13 August 2020, The Tablet

The wrong day off: the 1963 Kennedy assassination


The wrong day off: the 1963 Kennedy assassination

President and Mrs Kennedy arrive in Dallas on the morning of the fateful day
Photo: executive office of the president of the United States

 

The Kennedy Assassination
30 November, 1963

News of President Kennedy’s assassination, I gather, was treated by both BBC and ITV with pretty prompt re-arrangement of programmes, but could not be wholly satisfactory. Naturally afterwards there was some criticism of the first immediate hours after the event. For a television critic who should always know, ideally, how television has dealt with any and every happening, this was one of the times that show the critic should literally never stop watching.

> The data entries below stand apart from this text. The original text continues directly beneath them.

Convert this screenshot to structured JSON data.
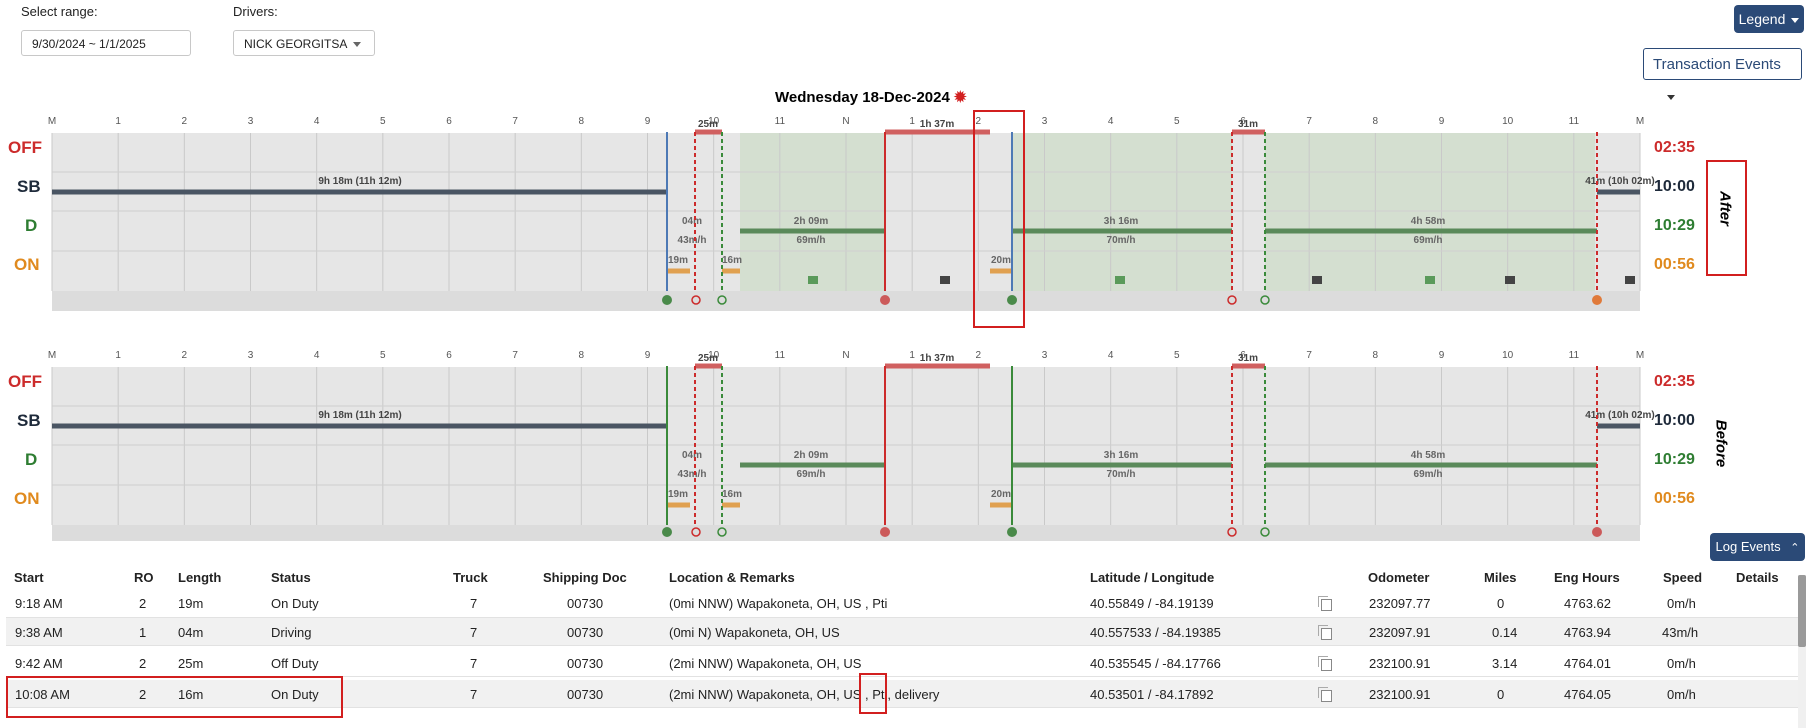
{
  "filters": {
    "range_label": "Select range:",
    "range_value": "9/30/2024 ~ 1/1/2025",
    "drivers_label": "Drivers:",
    "driver_value": "NICK GEORGITSA"
  },
  "buttons": {
    "legend": "Legend",
    "transaction_events": "Transaction Events",
    "log_events": "Log Events"
  },
  "chart_title": "Wednesday 18-Dec-2024",
  "hours": [
    "M",
    "1",
    "2",
    "3",
    "4",
    "5",
    "6",
    "7",
    "8",
    "9",
    "10",
    "11",
    "N",
    "1",
    "2",
    "3",
    "4",
    "5",
    "6",
    "7",
    "8",
    "9",
    "10",
    "11",
    "M"
  ],
  "status_labels": [
    "OFF",
    "SB",
    "D",
    "ON"
  ],
  "totals": [
    "02:35",
    "10:00",
    "10:29",
    "00:56"
  ],
  "colors": {
    "off": "#cc2b2b",
    "sb": "#1e2a3a",
    "d": "#2e7d32",
    "on": "#e08a1e"
  },
  "panels": {
    "after": "After",
    "before": "Before"
  },
  "chart_labels": {
    "sb1": "9h 18m (11h 12m)",
    "sb2": "41m (10h 02m)",
    "off1": "25m",
    "off2": "1h 37m",
    "off3": "31m",
    "on1": "19m",
    "on2": "16m",
    "on3": "20m",
    "dr1": "04m",
    "dr1s": "43m/h",
    "dr2": "2h 09m",
    "dr2s": "69m/h",
    "dr3": "3h 16m",
    "dr3s": "70m/h",
    "dr4": "4h 58m",
    "dr4s": "69m/h"
  },
  "table": {
    "headers": [
      "Start",
      "RO",
      "Length",
      "Status",
      "Truck",
      "Shipping Doc",
      "Location & Remarks",
      "Latitude / Longitude",
      "Odometer",
      "Miles",
      "Eng Hours",
      "Speed",
      "Details"
    ],
    "rows": [
      {
        "start": "9:18 AM",
        "ro": "2",
        "length": "19m",
        "status": "On Duty",
        "truck": "7",
        "doc": "00730",
        "location": "(0mi NNW) Wapakoneta, OH, US , Pti",
        "latlng": "40.55849 / -84.19139",
        "odometer": "232097.77",
        "miles": "0",
        "eng": "4763.62",
        "speed": "0m/h"
      },
      {
        "start": "9:38 AM",
        "ro": "1",
        "length": "04m",
        "status": "Driving",
        "truck": "7",
        "doc": "00730",
        "location": "(0mi N) Wapakoneta, OH, US",
        "latlng": "40.557533 / -84.19385",
        "odometer": "232097.91",
        "miles": "0.14",
        "eng": "4763.94",
        "speed": "43m/h"
      },
      {
        "start": "9:42 AM",
        "ro": "2",
        "length": "25m",
        "status": "Off Duty",
        "truck": "7",
        "doc": "00730",
        "location": "(2mi NNW) Wapakoneta, OH, US",
        "latlng": "40.535545 / -84.17766",
        "odometer": "232100.91",
        "miles": "3.14",
        "eng": "4764.01",
        "speed": "0m/h"
      },
      {
        "start": "10:08 AM",
        "ro": "2",
        "length": "16m",
        "status": "On Duty",
        "truck": "7",
        "doc": "00730",
        "location": "(2mi NNW) Wapakoneta, OH, US , Pti, delivery",
        "latlng": "40.53501 / -84.17892",
        "odometer": "232100.91",
        "miles": "0",
        "eng": "4764.05",
        "speed": "0m/h"
      }
    ]
  }
}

I do not write with personal knowledge of the course of the programmes on that Friday evening, except for the later part, because by chance it was one of the occasional evenings “off” when I was going to watch nothing but the BBC’s Britten programme. So it was that I got an unexpected insight into how upsetting and irritating it can be to hear almost unbelievably bad news without any explanation. The Britten programme was my first contact with television (or sound) that day and it had already begun when I turned it on. After it I caught, quite incidentally, the announcement that there would be a concert programme to follow because of “the death of President Kennedy”. But there was nothing at all about what had happened. The concert took place, and was followed by the Prime Minister’s tribute, and before this there was merely the same statement that the President was “shot down in a Texas street” but nothing more.